United States Trustee Is A "Party In Interest" Under Bankruptcy Code § 1129(d)
IN RE: SOUTH BEACH SECURITIES (May 19, 2010)
South Beach Securities, Inc. is controlled by Leon Greenblatt and was once a registered securities dealer. In the early 2000s, Greenblatt orchestrated a number of financial transactions among South Beach and other companies, including Scattered Corporation, which he controlled in whole or in part. At the time, South Beach's only potential assets were net operating losses. As a result of the transactions, Scattered became South Beach's only creditor. South Beach filed a Chapter 11 petition and submitted a plan of reorganization. The U.S. Trustee opposed confirmation of the plan. The bankruptcy court refused confirmation and dismissed the petition. Judge Lefkow (N.D. Ill.) affirmed. Scattered and South Beach appeal.
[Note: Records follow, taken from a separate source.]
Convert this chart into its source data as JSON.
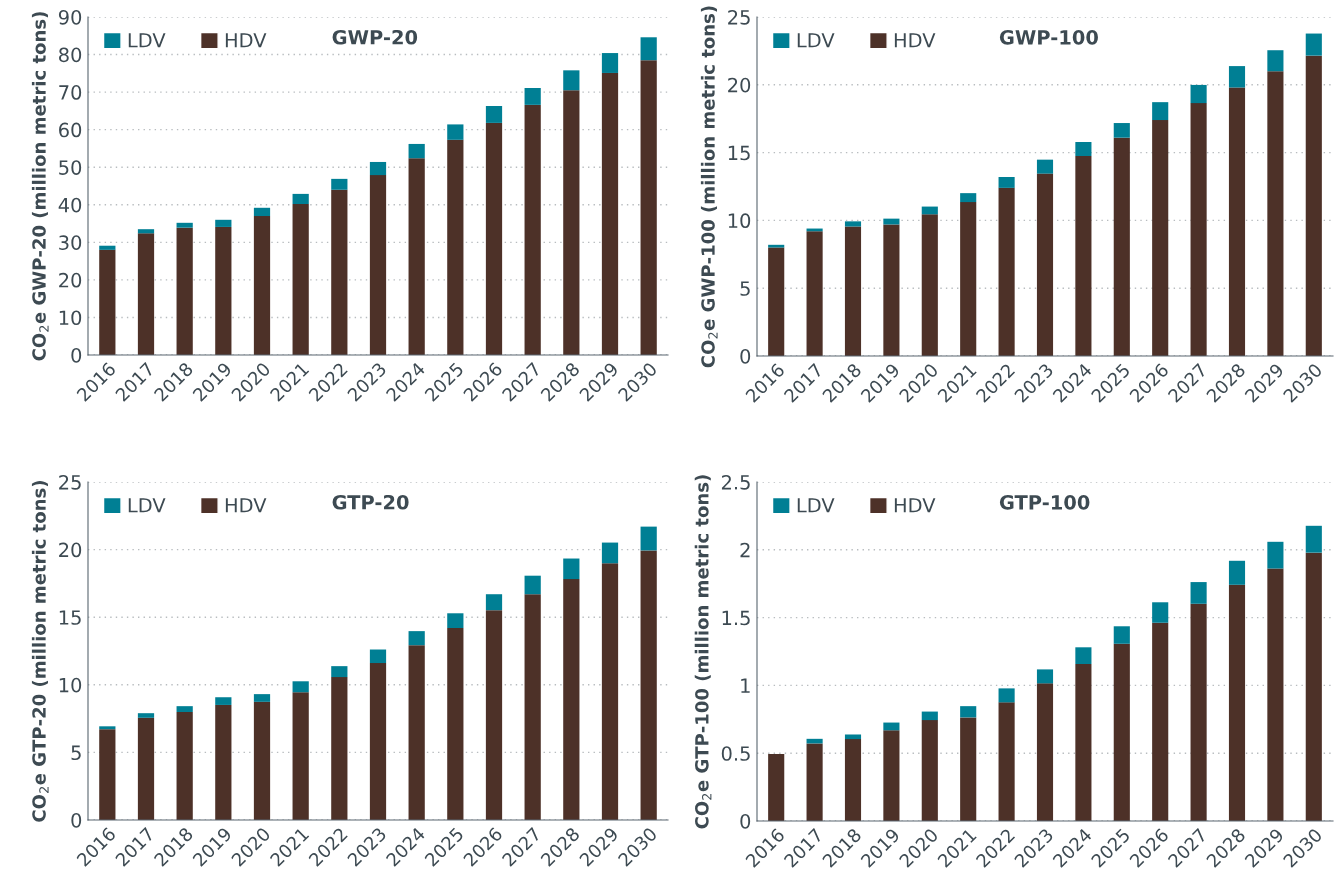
{
  "chart_data": [
    {
      "type": "bar",
      "title": "GWP-20",
      "ylabel": "CO$_{2}$e GWP-20 (million metric tons)",
      "stacked": true,
      "legend": "top left",
      "grid": "y",
      "categories": [
        "2016",
        "2017",
        "2018",
        "2019",
        "2020",
        "2021",
        "2022",
        "2023",
        "2024",
        "2025",
        "2026",
        "2027",
        "2028",
        "2029",
        "2030"
      ],
      "ylim": [
        0,
        90
      ],
      "yticks": [
        0,
        10,
        20,
        30,
        40,
        50,
        60,
        70,
        80,
        90
      ],
      "series": [
        {
          "name": "HDV",
          "color": "#4d3128",
          "values": [
            28.0,
            32.4,
            33.9,
            34.1,
            37.0,
            40.2,
            44.0,
            47.9,
            52.4,
            57.3,
            61.8,
            66.6,
            70.5,
            75.1,
            78.5
          ]
        },
        {
          "name": "LDV",
          "color": "#007f94",
          "values": [
            1.1,
            1.1,
            1.3,
            1.9,
            2.2,
            2.7,
            2.9,
            3.5,
            3.8,
            4.1,
            4.5,
            4.5,
            5.3,
            5.3,
            6.1
          ]
        }
      ]
    },
    {
      "type": "bar",
      "title": "GWP-100",
      "ylabel": "CO$_{2}$e GWP-100 (million metric tons)",
      "stacked": true,
      "legend": "top left",
      "grid": "y",
      "categories": [
        "2016",
        "2017",
        "2018",
        "2019",
        "2020",
        "2021",
        "2022",
        "2023",
        "2024",
        "2025",
        "2026",
        "2027",
        "2028",
        "2029",
        "2030"
      ],
      "ylim": [
        0,
        25
      ],
      "yticks": [
        0,
        5,
        10,
        15,
        20,
        25
      ],
      "series": [
        {
          "name": "HDV",
          "color": "#4d3128",
          "values": [
            8.0,
            9.2,
            9.55,
            9.7,
            10.45,
            11.35,
            12.4,
            13.45,
            14.75,
            16.1,
            17.4,
            18.65,
            19.8,
            21.0,
            22.15
          ]
        },
        {
          "name": "LDV",
          "color": "#007f94",
          "values": [
            0.2,
            0.2,
            0.38,
            0.43,
            0.57,
            0.66,
            0.8,
            1.03,
            1.03,
            1.08,
            1.32,
            1.34,
            1.58,
            1.55,
            1.63
          ]
        }
      ]
    },
    {
      "type": "bar",
      "title": "GTP-20",
      "ylabel": "CO$_{2}$e GTP-20 (million metric tons)",
      "stacked": true,
      "legend": "top left",
      "grid": "y",
      "categories": [
        "2016",
        "2017",
        "2018",
        "2019",
        "2020",
        "2021",
        "2022",
        "2023",
        "2024",
        "2025",
        "2026",
        "2027",
        "2028",
        "2029",
        "2030"
      ],
      "ylim": [
        0,
        25
      ],
      "yticks": [
        0,
        5,
        10,
        15,
        20,
        25
      ],
      "series": [
        {
          "name": "HDV",
          "color": "#4d3128",
          "values": [
            6.72,
            7.56,
            7.99,
            8.51,
            8.74,
            9.45,
            10.57,
            11.61,
            12.93,
            14.2,
            15.52,
            16.7,
            17.82,
            18.99,
            19.94
          ]
        },
        {
          "name": "LDV",
          "color": "#007f94",
          "values": [
            0.21,
            0.34,
            0.43,
            0.57,
            0.57,
            0.81,
            0.81,
            1.0,
            1.04,
            1.09,
            1.18,
            1.37,
            1.52,
            1.53,
            1.76
          ]
        }
      ]
    },
    {
      "type": "bar",
      "title": "GTP-100",
      "ylabel": "CO$_{2}$e GTP-100 (million metric tons)",
      "stacked": true,
      "legend": "top left",
      "grid": "y",
      "categories": [
        "2016",
        "2017",
        "2018",
        "2019",
        "2020",
        "2021",
        "2022",
        "2023",
        "2024",
        "2025",
        "2026",
        "2027",
        "2028",
        "2029",
        "2030"
      ],
      "ylim": [
        0,
        2.5
      ],
      "yticks": [
        0,
        0.5,
        1,
        1.5,
        2,
        2.5
      ],
      "series": [
        {
          "name": "HDV",
          "color": "#4d3128",
          "values": [
            0.495,
            0.572,
            0.604,
            0.669,
            0.744,
            0.764,
            0.875,
            1.015,
            1.158,
            1.307,
            1.462,
            1.602,
            1.742,
            1.862,
            1.979
          ]
        },
        {
          "name": "LDV",
          "color": "#007f94",
          "values": [
            0.0,
            0.034,
            0.034,
            0.057,
            0.063,
            0.083,
            0.103,
            0.103,
            0.123,
            0.129,
            0.151,
            0.16,
            0.177,
            0.197,
            0.198
          ]
        }
      ]
    }
  ]
}
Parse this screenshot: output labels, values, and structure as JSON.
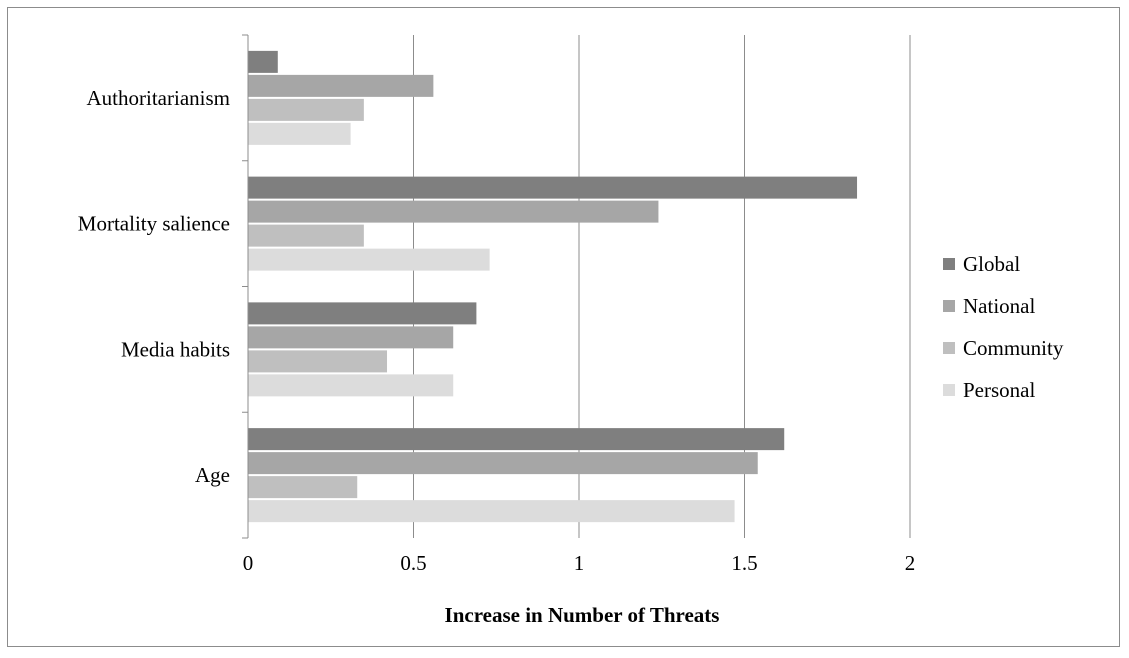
{
  "chart_data": {
    "type": "bar",
    "orientation": "horizontal",
    "categories": [
      "Age",
      "Media habits",
      "Mortality salience",
      "Authoritarianism"
    ],
    "series": [
      {
        "name": "Global",
        "values": [
          1.62,
          0.69,
          1.84,
          0.09
        ],
        "color": "#7f7f7f"
      },
      {
        "name": "National",
        "values": [
          1.54,
          0.62,
          1.24,
          0.56
        ],
        "color": "#a6a6a6"
      },
      {
        "name": "Community",
        "values": [
          0.33,
          0.42,
          0.35,
          0.35
        ],
        "color": "#bfbfbf"
      },
      {
        "name": "Personal",
        "values": [
          1.47,
          0.62,
          0.73,
          0.31
        ],
        "color": "#dcdcdc"
      }
    ],
    "xlabel": "Increase in Number of Threats",
    "ylabel": "",
    "title": "",
    "xlim": [
      0,
      2
    ],
    "xticks": [
      0,
      0.5,
      1,
      1.5,
      2
    ],
    "xtick_labels": [
      "0",
      "0.5",
      "1",
      "1.5",
      "2"
    ],
    "grid": "vertical major gridlines",
    "legend_position": "right"
  }
}
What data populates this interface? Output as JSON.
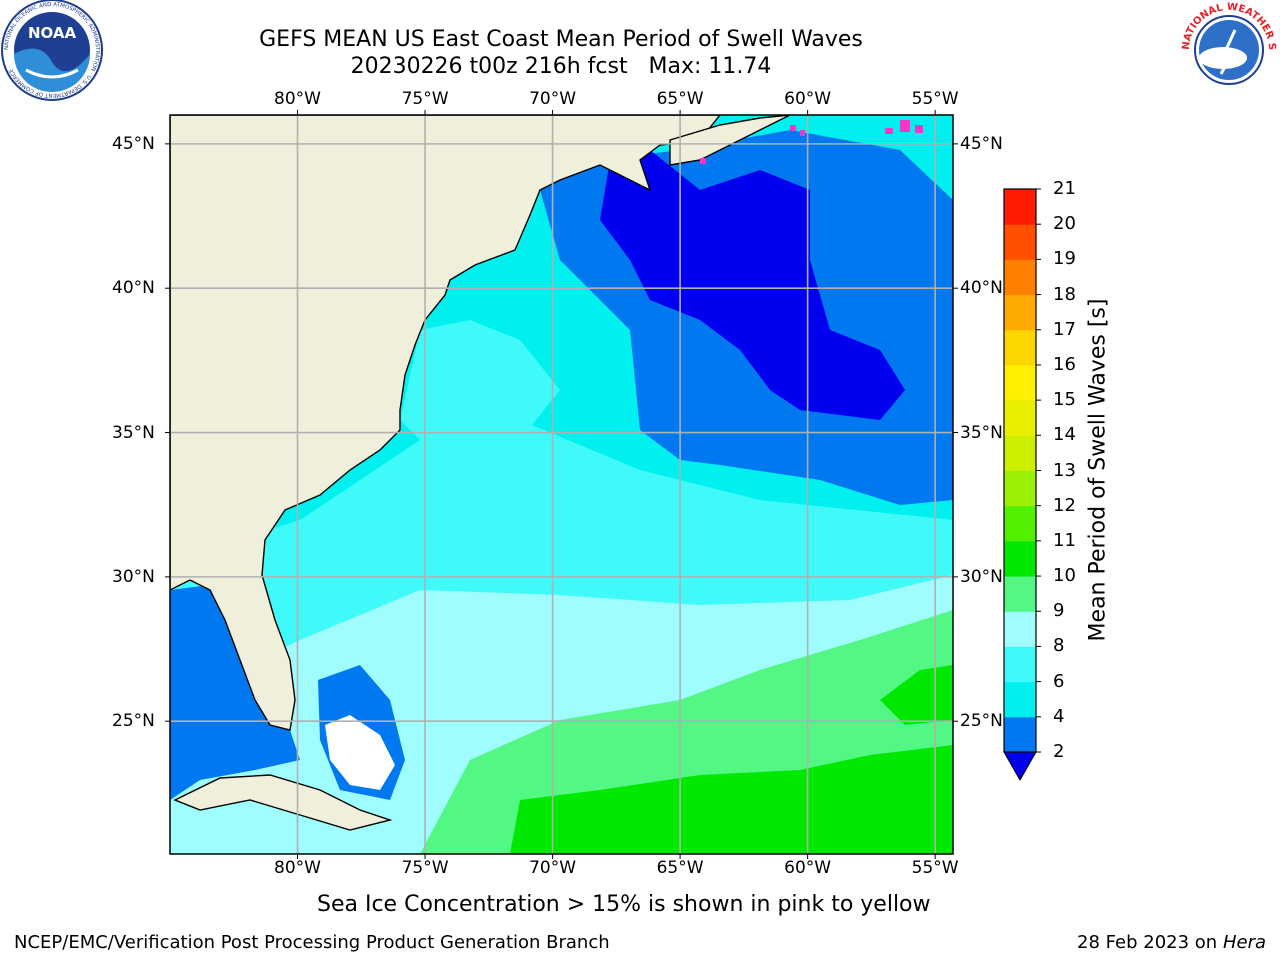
{
  "title": {
    "line1": "GEFS MEAN US East Coast Mean Period of Swell Waves",
    "line2": "20230226 t00z 216h fcst   Max: 11.74"
  },
  "logos": {
    "left": "NOAA",
    "left_ring": "NATIONAL OCEANIC AND ATMOSPHERIC ADMINISTRATION · U.S. DEPARTMENT OF COMMERCE ·",
    "right_ring": "NATIONAL WEATHER SERVICE"
  },
  "map": {
    "lon_labels": [
      "80°W",
      "75°W",
      "70°W",
      "65°W",
      "60°W",
      "55°W"
    ],
    "lat_labels": [
      "45°N",
      "40°N",
      "35°N",
      "30°N",
      "25°N"
    ],
    "lon_range": [
      -85,
      -54.3
    ],
    "lat_range": [
      20.4,
      46
    ],
    "colors": {
      "land": "#efefdc",
      "c2": "#0000f0",
      "c2_4": "#0078f0",
      "c4_6": "#00f0f0",
      "c6_8": "#40fafa",
      "c8_9": "#9ffdfd",
      "c9_10": "#52f784",
      "c10_11": "#00e800",
      "ice": "#ff33cc"
    }
  },
  "colorbar": {
    "label": "Mean Period of Swell Waves [s]",
    "ticks": [
      "2",
      "4",
      "6",
      "8",
      "9",
      "10",
      "11",
      "12",
      "13",
      "14",
      "15",
      "16",
      "17",
      "18",
      "19",
      "20",
      "21"
    ],
    "colors": [
      "#0078f0",
      "#00f0f0",
      "#40fafa",
      "#9ffdfd",
      "#52f784",
      "#00e800",
      "#50f000",
      "#9af000",
      "#cdf000",
      "#e8f000",
      "#fff000",
      "#ffd700",
      "#ffaa00",
      "#ff8000",
      "#ff5000",
      "#ff1a00"
    ],
    "extend_color": "#0000f0"
  },
  "footer": {
    "ice_note": "Sea Ice Concentration > 15% is shown in pink to yellow",
    "org": "NCEP/EMC/Verification Post Processing Product Generation Branch",
    "date": "28 Feb 2023 on",
    "machine": "Hera"
  }
}
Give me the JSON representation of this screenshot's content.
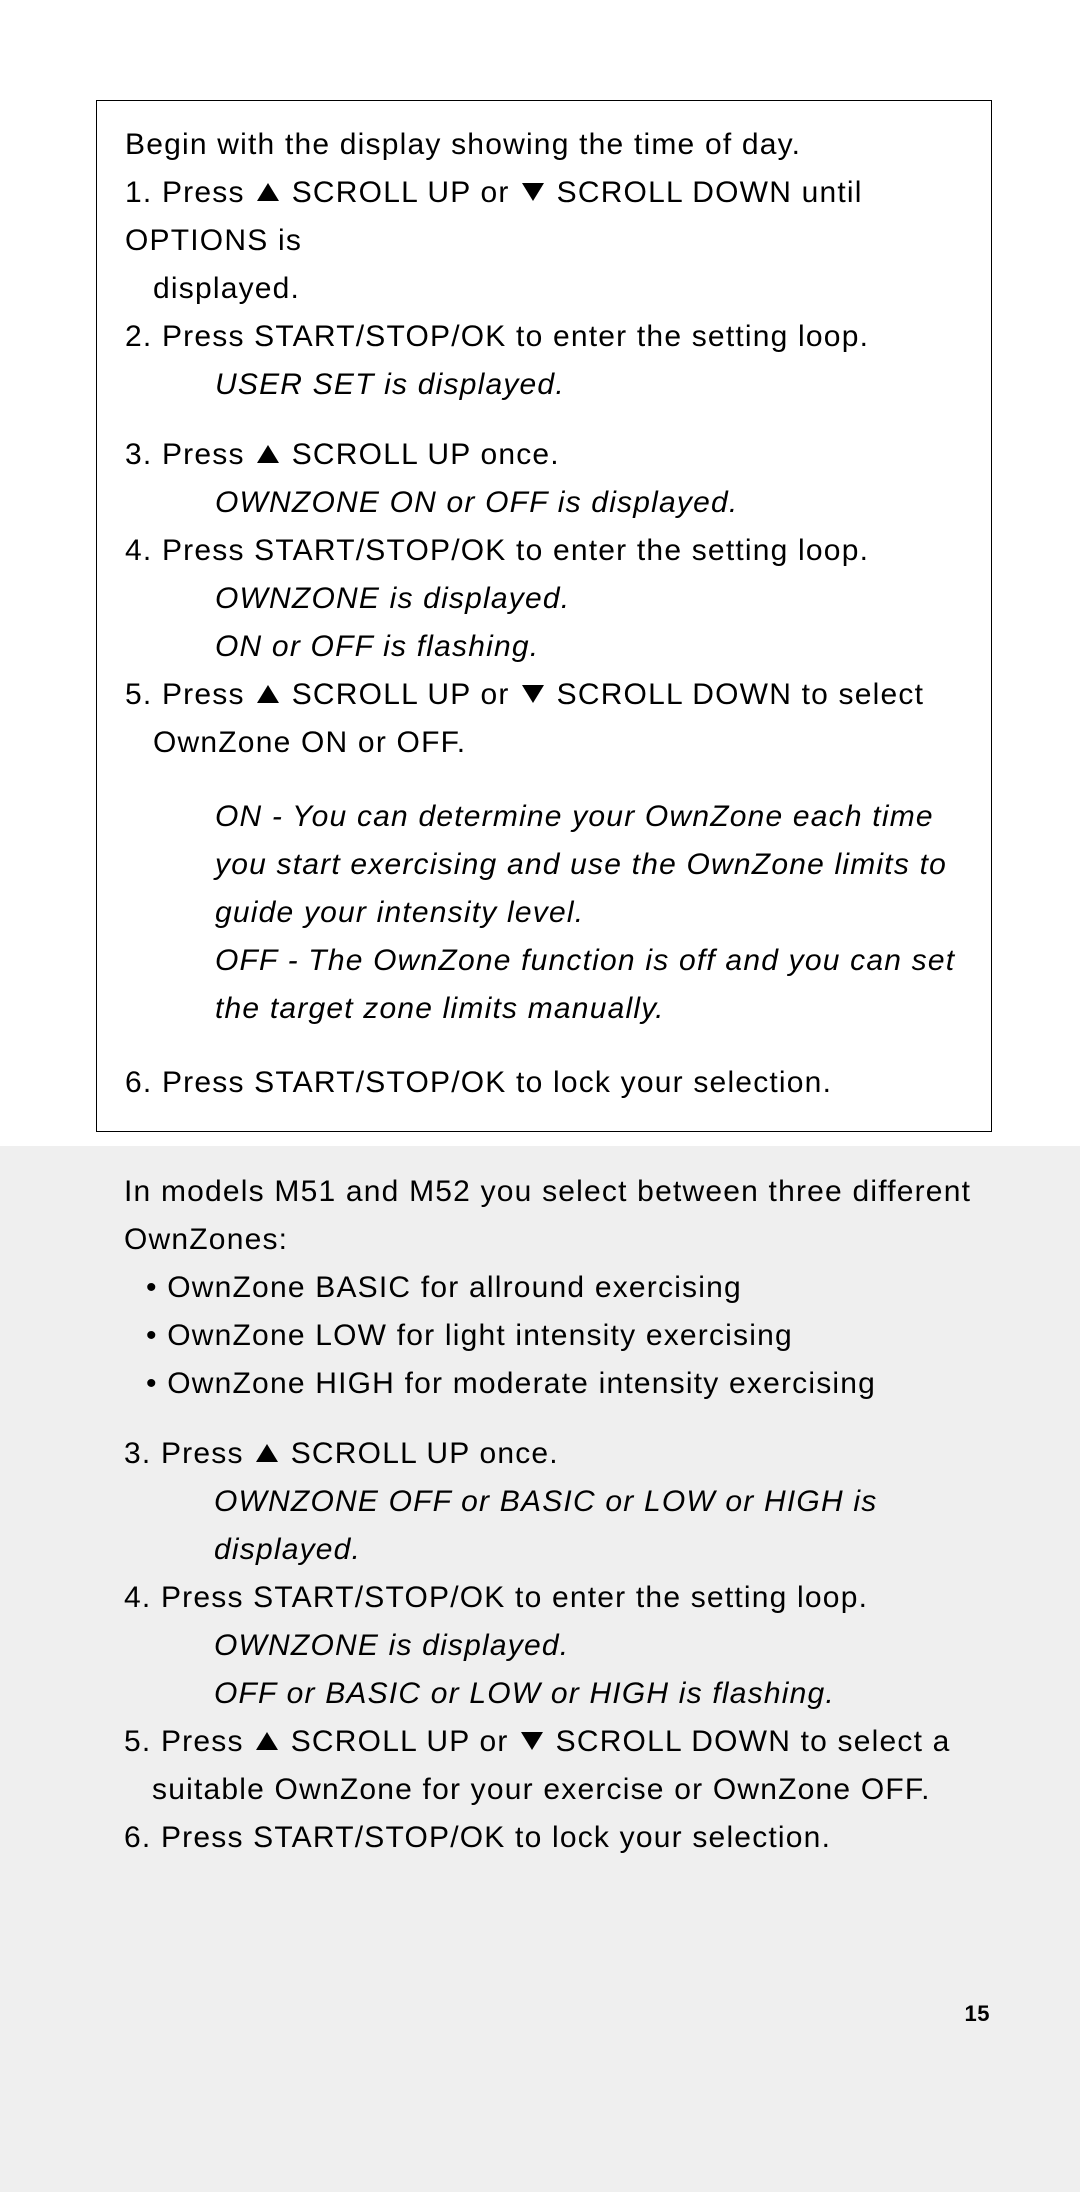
{
  "box": {
    "intro": "Begin with the display showing the time of day.",
    "step1_a": "1. Press ",
    "step1_b": " SCROLL UP or ",
    "step1_c": " SCROLL DOWN until OPTIONS is",
    "step1_d": "displayed.",
    "step2": "2. Press START/STOP/OK to enter the setting loop.",
    "step2_res": "USER SET is displayed.",
    "step3_a": "3. Press ",
    "step3_b": " SCROLL UP once.",
    "step3_res": "OWNZONE ON or OFF is displayed.",
    "step4": "4. Press START/STOP/OK to enter the setting loop.",
    "step4_res1": "OWNZONE is displayed.",
    "step4_res2": "ON or OFF is flashing.",
    "step5_a": "5. Press ",
    "step5_b": " SCROLL UP or ",
    "step5_c": " SCROLL DOWN to select",
    "step5_d": "OwnZone ON or OFF.",
    "on_desc": "ON -  You can determine your OwnZone each time you start exercising and use the OwnZone limits to guide your intensity level.",
    "off_desc": "OFF - The OwnZone function is off and you can set the target zone limits manually.",
    "step6": "6. Press START/STOP/OK to lock your selection."
  },
  "gray": {
    "intro": "In models M51 and M52 you select between three different OwnZones:",
    "b1": "OwnZone BASIC for allround exercising",
    "b2": "OwnZone LOW for light intensity exercising",
    "b3": "OwnZone HIGH for moderate intensity exercising",
    "step3_a": "3. Press ",
    "step3_b": " SCROLL UP once.",
    "step3_res1": "OWNZONE OFF or BASIC or LOW or HIGH is",
    "step3_res2": "displayed.",
    "step4": "4. Press START/STOP/OK to enter the setting loop.",
    "step4_res1": "OWNZONE is displayed.",
    "step4_res2": "OFF or BASIC or LOW or HIGH is flashing.",
    "step5_a": "5. Press ",
    "step5_b": " SCROLL UP or ",
    "step5_c": " SCROLL DOWN to select a",
    "step5_d": "suitable OwnZone for your exercise or OwnZone OFF.",
    "step6": "6. Press START/STOP/OK to lock your selection."
  },
  "page_number": "15"
}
In their opinion, Judges Posner, Flaum, and Wood affirmed and issued a show-cause order. The Court first addressed the argument that the U.S. Trustee was not even authorized to oppose confirmation of the plan on the ground that its primary purpose was to avoid taxes. Although the Court thought the Internal Revenue Code's guidance is a ”mishmash," it concluded that the Trustee was a "party in interest" under § 1129(d) and authorized to oppose the plan. The Court specifically relied on § 307's grant of authority to the Trustee to "be heard on any issue." On the merits, the Court not only concluded that the proposed plan would not confer the desired tax consequences, it found at least three reasons why the plan could not be confirmed. First, a plan cannot be confirmed if its principal purpose is to avoid taxes. Second, a plan must be rejected if it is not proposed in good faith. Here, the lack of good faith is illustrated by the absence of any outside creditors or any real debt. Finally, a plan cannot be confirmed without the approval of the non-inside owners of at least one class of impaired claims. Because of Scattered's insider status, no such owners exist in this case. The Court concluded that the appeal was frivolous, invited the Trustee to apply for sanctions, and issued an order for the appellants and their lawyers to show cause why they should not be sanctioned.